UNESCO, in partnership with stakeholders in the education sector in Kenya, organized a five-day training on Inclusive publishing and web accessibility from 9 to 13 November 2015 in Nairobi, Kenya. The training focused on persons with disabilities, especially the visually impaired and those with hearing impairment. The main aim of the training was to prepare education stakeholders to ensure equal access to digital educational materials.
The training attracted 35 participants (comprising 20 men and 15 women), three of which were visually impaired. The participants were drawn from the Ministry of Education Science and Technology, specifically under the National ICT and Innovation Centre (NI3C), Kenya Institute of Curriculum Development (KICD), ICT Authority, Inable Africa and Kenya Institute for Special Education (KISE). Marina Patrier, UNESCO’s Education Programme Specialist, spoke to the participants on the first day of the training saying that UNESCO is totally committed to ensuring everyone is able to read in the digital age.
During the workshop participants were provided with an overview of the lack of access to information by the disabled: according to recent WHO estimates, 10% of each country’s population has a particular disability. The trainer Prashant Verma highlighted that only 0.5% of published information is available in accessible formats. This is why Kenya should campaign for better access to information so as to have equal and open access to knowledge, without which the right to education is denied.
Participants were able to interact with the facilitators and each other as they practiced use of the speech-to-text technology that enables persons with visual impairment to read on their phones and computers. It was also noted that visually impaired persons can access the computers well by using the keyboard as opposed to using the mouse. Participants also had the opportunity to look at various web accessibility features that are friendly to persons with disability.
The third day of the workshop introduced participants to various types of software for creating science and mathematics content.
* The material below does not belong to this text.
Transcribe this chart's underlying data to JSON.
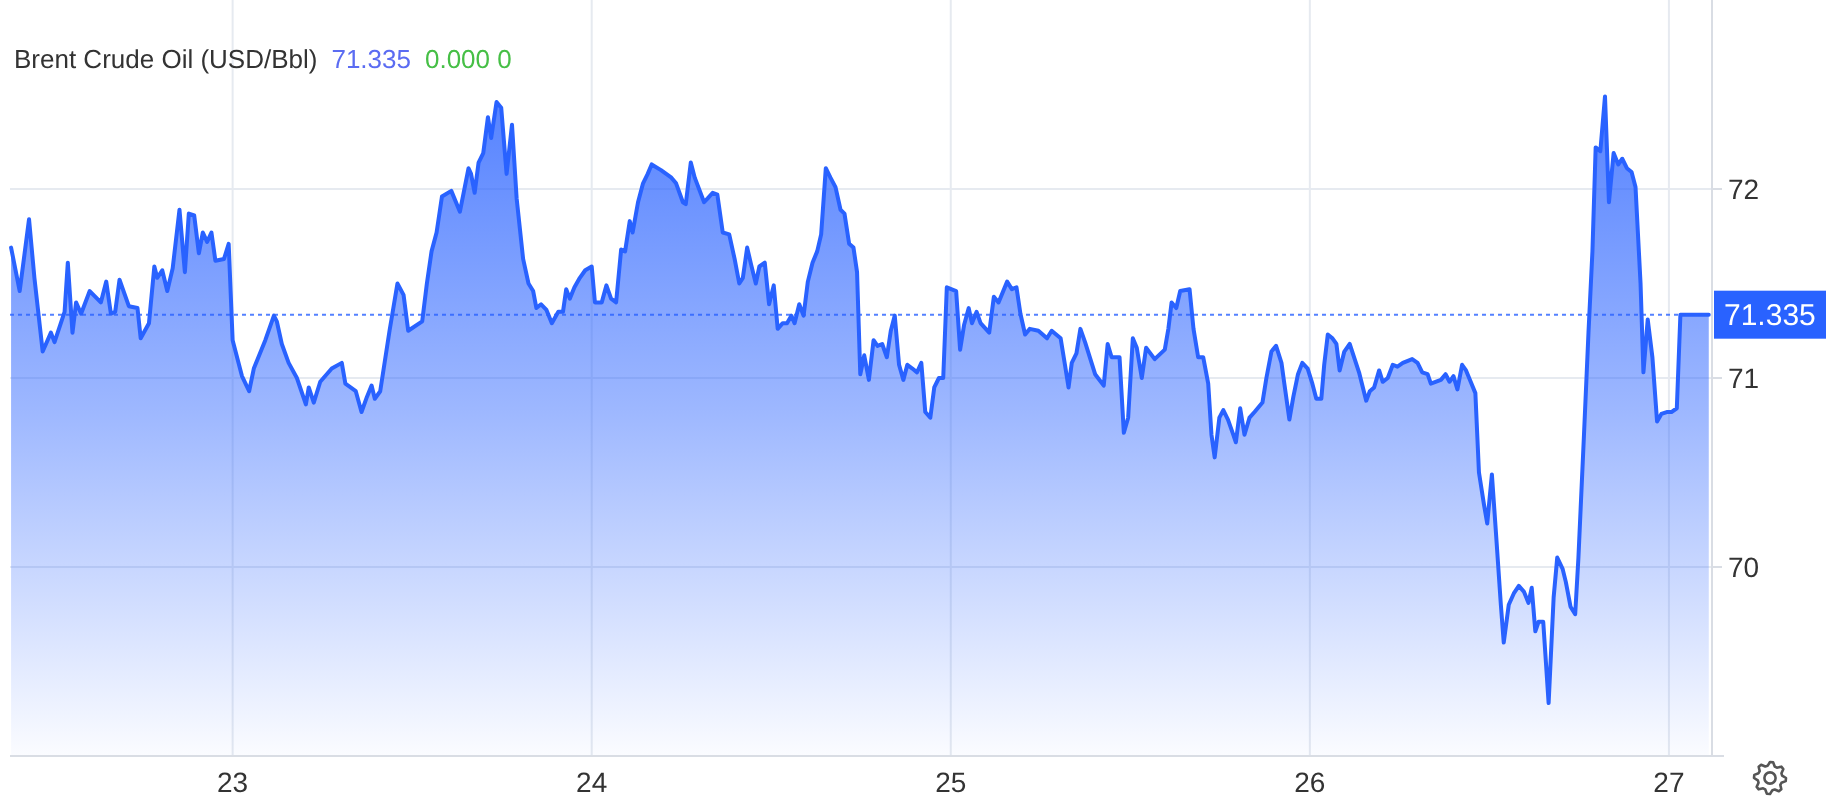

Participants were encouraged to always have the interest of the learners with disabilities in mind when creating or publishing content. All those present at the workshop also had the opportunity to carry out exercises to ensure they were fully acquainted with the technologies presented. On the last day of the training, participants were able to do presentations of various exercises such as converting books’ content into accessible formats.
The training ended on Friday 13 November 2015. In a short closing ceremony, John Temba, from the Ministry of Education Science and Technology, said: “We are grateful to UNESCO for this opportunity; I also thank the Kenya Institute of Curriculum Development for mobilizing all stakeholders so as to cater for the needs of persons with disabilities. I will ensure that the Kenya Institute of Special Education is also actively involved so that learners with disabilities can open and freely access digital information.”
To reiterate the commitment of Kenyan’s government to ensure access to information for all, John Kimotho, from the Kenya Institute of Curriculum Development (KICD), said: “I am grateful that my staff has been equipped with all the relevant knowledge. We will ensure that our already published digital content is modified so as to incorporate features that will enable persons with disabilities to access the information.”
This training took place within the framework of UNESCO’S programme promoting universal access to information and knowledge, and ICT accessibility including for the disabled, and for all languages.